The kitchen cupboards are in order. One time, maybe last week, she found everything had been taken out of the cupboards and put back in different ones. Today, though, everything is fine. So is her sitting room. There is a fine scattering of ash over her hearth, but even in summer the wind finds its way down the chimney.

She checks outside but this time, at least, there are no cigarette butts in the courtyard. She has never smoked, but someone has been smoking recently, directly outside her back door.

She makes her way upstairs to the second bedroom that doubles as an office. There is nothing in the wastebin other than Post-it notes. All in her handwriting. In her in-tray are several articles that she has found online and printed off, all relating to early-onset dementia. Reading them has brought her no comfort at all. The condition is rare, but not unknown. It is entirely possible.

Her appetite is gone and so she decides to start the diary. Joe suggested that a physical diary, rather than one online, will feel more personal and she agrees. She will record everything: what she wears, what she spends, where she goes. On edge, she is startled by a loud and unexpected sound from directly outside. For a moment, she thinks a vehicle is heading for her cottage, but the noise fades and dies. It is only a kid on a skateboard, or roller skates.

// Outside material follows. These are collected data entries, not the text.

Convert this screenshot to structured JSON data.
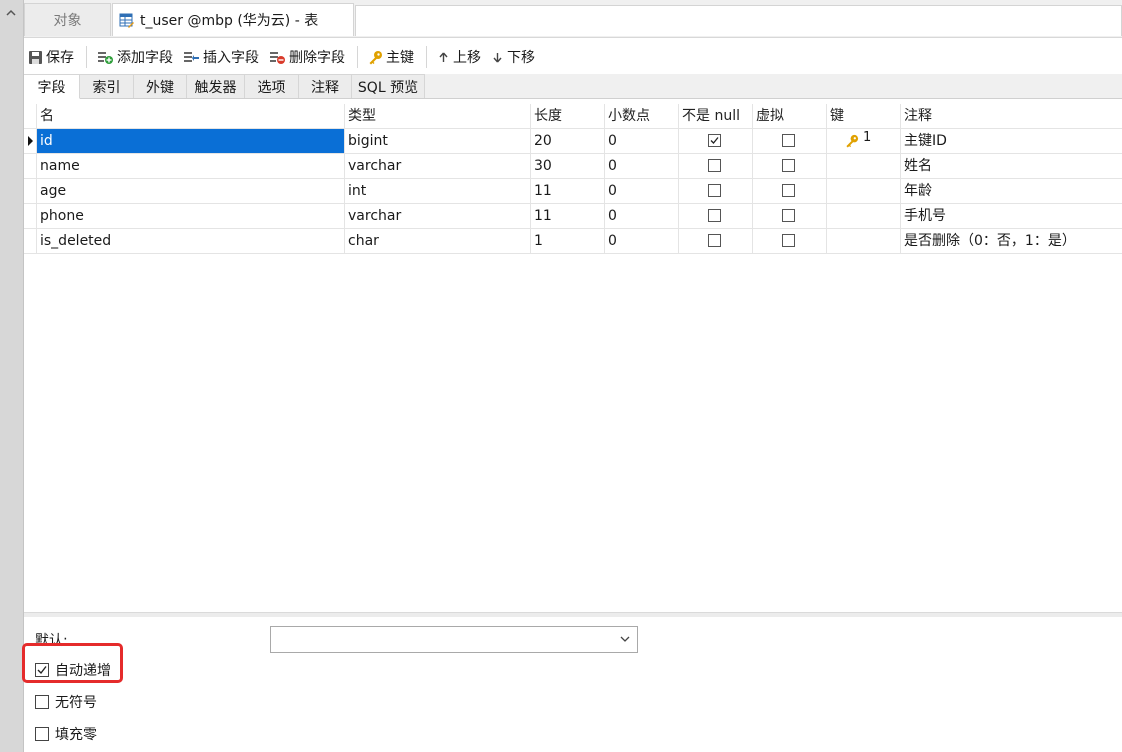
{
  "tabs": {
    "objects_label": "对象",
    "table_tab_label": "t_user @mbp (华为云) - 表"
  },
  "toolbar": {
    "save": "保存",
    "add_field": "添加字段",
    "insert_field": "插入字段",
    "delete_field": "删除字段",
    "primary_key": "主键",
    "move_up": "上移",
    "move_down": "下移"
  },
  "subtabs": [
    "字段",
    "索引",
    "外键",
    "触发器",
    "选项",
    "注释",
    "SQL 预览"
  ],
  "grid": {
    "headers": {
      "name": "名",
      "type": "类型",
      "length": "长度",
      "decimals": "小数点",
      "not_null": "不是 null",
      "virtual": "虚拟",
      "key": "键",
      "comment": "注释"
    },
    "rows": [
      {
        "name": "id",
        "type": "bigint",
        "length": "20",
        "decimals": "0",
        "not_null": true,
        "virtual": false,
        "key": "1",
        "comment": "主键ID"
      },
      {
        "name": "name",
        "type": "varchar",
        "length": "30",
        "decimals": "0",
        "not_null": false,
        "virtual": false,
        "key": "",
        "comment": "姓名"
      },
      {
        "name": "age",
        "type": "int",
        "length": "11",
        "decimals": "0",
        "not_null": false,
        "virtual": false,
        "key": "",
        "comment": "年龄"
      },
      {
        "name": "phone",
        "type": "varchar",
        "length": "11",
        "decimals": "0",
        "not_null": false,
        "virtual": false,
        "key": "",
        "comment": "手机号"
      },
      {
        "name": "is_deleted",
        "type": "char",
        "length": "1",
        "decimals": "0",
        "not_null": false,
        "virtual": false,
        "key": "",
        "comment": "是否删除（0：否，1：是）"
      }
    ]
  },
  "properties": {
    "default_label": "默认:",
    "default_value": "",
    "auto_increment_label": "自动递增",
    "auto_increment_checked": true,
    "unsigned_label": "无符号",
    "unsigned_checked": false,
    "zerofill_label": "填充零",
    "zerofill_checked": false
  },
  "colors": {
    "selection": "#0a6fd6",
    "highlight_box": "#e52b2b",
    "key_icon": "#e0a100"
  }
}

She sits at her desk, pulls open the drawer to find a pen and sees instead an elegant fold of black leather, fastened with a jewel clasp. Trembling again, she opens it to see the words My Journal on the inside page.

Someone has beaten her to it.

 

 

22

 

 

Joe


Joe drinks more than he should. He accepts a third pint because he knows he has no food at home and after three pints of beer his appetite is more or less gone. And then a fourth, because Delilah is matching him pint for pint. If he leaves now he has a feeling she might stay and after four pints, Delilah makes bad decisions.

Not for the first time, he wonders if bad decisions run in the family. Arguably, he’s made a few himself of late. And then he wonders if the reason he is so on edge this evening is because it’s almost exactly a year since he met the woman he still can’t bear to think about.

He isn’t cold, but he pulls on his sweater all the same.

‘You know these homeless types,’ his mother says, brushing crisp crumbs from her blouse. Unlike Joe, Delilah never loses her appetite when she drinks. She’ll be heading for the kebab van when they leave, rowing with the taxi driver who won’t allow food in his cab. She’ll threaten him with a parking violation or some such bollocks and he’ll make a complaint against her, which will probably be upheld.

‘I know people without homes,’ he replies. At the far end of the pub garden, sitting beneath an arch of yellow roses, is a tall young woman with blonde hair that reaches her shoulder blades. He thinks – Felicity – and doesn’t know whether he hopes it is her, or that it is not. ‘I also know a number of rough sleepers. Is that what you mean?’